The Daily Gamecock

Baseball films highlight diamond drama

Players connect with fans both on screen and in reality

When we think of those “great sports movies,” it’s not really football movies that come to mind. Maybe in the last decade or so, with “Remember the Titans” (2000) or “Friday Night Lights” (2004), you could make a claim to the gridiron’s dominance. More often than not, it’s the diamond that holds the drama.

With South Carolina taking the field for the first time since the dramatic College World Series win, one that certainly felt historical not just for what it means to our university but for the NCAA — it was, after all, the last time the series will grace the legendary Rosenblatt Stadium — we are already tempted to think back with that sense of warm, glowing nostalgia.

And while I could certainly rattle off a list of my “Top Five Baseball Movies,” a column that would almost certainly devolve into a fairly cliché group of “Major League” (1989), “Field of Dreams” (1989), “Pride of the Yankees” (1942) and “The Natural” (1984), that seems just a little reductive and predictable as we throw our anticipation into the coming season.

The drama of baseball is the drama of human accomplishment, one of the chief reasons it has had such resonance on-screen. Where football creates plays out of 11 men working on either side of the ball, baseball reduces itself to man-on-man far more often.

The duel between the pitcher and the batter is made for the cinema — the subtlety of the pitches, the way the plate itself becomes a frame that each player must study and understand, the strategies behind the swing and ultimately the sweet payoff when metal connects.

We see this play out on television when we watch baseball. The cameras cut between close-ups of the pitcher and the batter, the coaches and the base runners, before going back to the over-the-mound shot to get the whole grandeur of the moment.

So to bring up one of those “great baseball movies” briefly, we see this again in “The Natural,” Barry Levinson’s seminal tale of a comeback kid who rallies from a terrible accident to be “the best there ever was.” The climax of the film, as powerful as any sports movie ever, is a series of slow-motion, extended shots that build to the film’s major visual payoff — the ball colliding with the stadium lights on Roy Hobbs’s (Robert Redford) game-winning home run, sending a spectacular show of sparks across the field.

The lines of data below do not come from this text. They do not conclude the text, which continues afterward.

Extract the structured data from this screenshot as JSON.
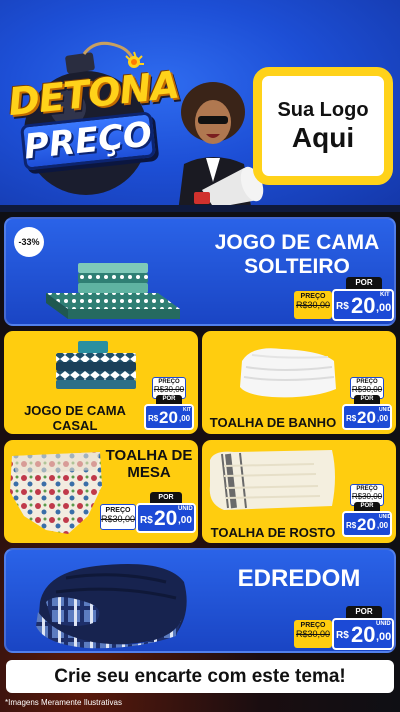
{
  "header": {
    "title_line1": "DETONA",
    "title_line2": "PREÇO",
    "logo_line1": "Sua Logo",
    "logo_line2": "Aqui"
  },
  "products": [
    {
      "name_line1": "JOGO DE CAMA",
      "name_line2": "SOLTEIRO",
      "discount": "-33%",
      "price_label_old": "PREÇO",
      "price_old": "R$30,00",
      "price_label_new": "POR",
      "currency": "R$",
      "price_int": "20",
      "price_dec": ",00",
      "unit": "KIT"
    },
    {
      "name_line1": "JOGO DE CAMA",
      "name_line2": "CASAL",
      "price_label_old": "PREÇO",
      "price_old": "R$30,00",
      "price_label_new": "POR",
      "currency": "R$",
      "price_int": "20",
      "price_dec": ",00",
      "unit": "KIT"
    },
    {
      "name_line1": "TOALHA DE BANHO",
      "price_label_old": "PREÇO",
      "price_old": "R$30,00",
      "price_label_new": "POR",
      "currency": "R$",
      "price_int": "20",
      "price_dec": ",00",
      "unit": "UNID"
    },
    {
      "name_line1": "TOALHA DE",
      "name_line2": "MESA",
      "price_label_old": "PREÇO",
      "price_old": "R$30,00",
      "price_label_new": "POR",
      "currency": "R$",
      "price_int": "20",
      "price_dec": ",00",
      "unit": "UNID"
    },
    {
      "name_line1": "TOALHA DE ROSTO",
      "price_label_old": "PREÇO",
      "price_old": "R$30,00",
      "price_label_new": "POR",
      "currency": "R$",
      "price_int": "20",
      "price_dec": ",00",
      "unit": "UNID"
    },
    {
      "name_line1": "EDREDOM",
      "price_label_old": "PREÇO",
      "price_old": "R$30,00",
      "price_label_new": "POR",
      "currency": "R$",
      "price_int": "20",
      "price_dec": ",00",
      "unit": "UNID"
    }
  ],
  "cta_text": "Crie seu encarte com este tema!",
  "disclaimer": "*Imagens Meramente Ilustrativas",
  "colors": {
    "brand_blue": "#1c4ad6",
    "brand_yellow": "#ffcd0f",
    "dark": "#0f0f14"
  },
  "icons": [
    "bomb-icon",
    "megaphone-icon",
    "bedsheet-icon",
    "towel-icon",
    "tablecloth-icon",
    "comforter-icon"
  ]
}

It’s a triumphant, wordless moment entirely built out of the human elements of the sport. And while Hollywood of course focuses more on tales of underdog triumph and amazing finishes, the ability for the sport to reflect the essence of our desire to win and to conquer is always front and center.

When Gamecock Nation crowds to watch our reigning national champions over the coming months, we’ll undoubtedly be replaying that World Series-winning hit over and over. But it wasn’t the play itself that made the moment amazing — it was the joyful, emotional reactions of the whole team.

Our joy derived from their joy. Baseball, in all its glory, is a place where we as spectators can play out life’s emotions in each of the players. We believe in them, hope for them, despair in their loss, cheer in their victory. There’s a reason it is, and always will be, America’s pastime.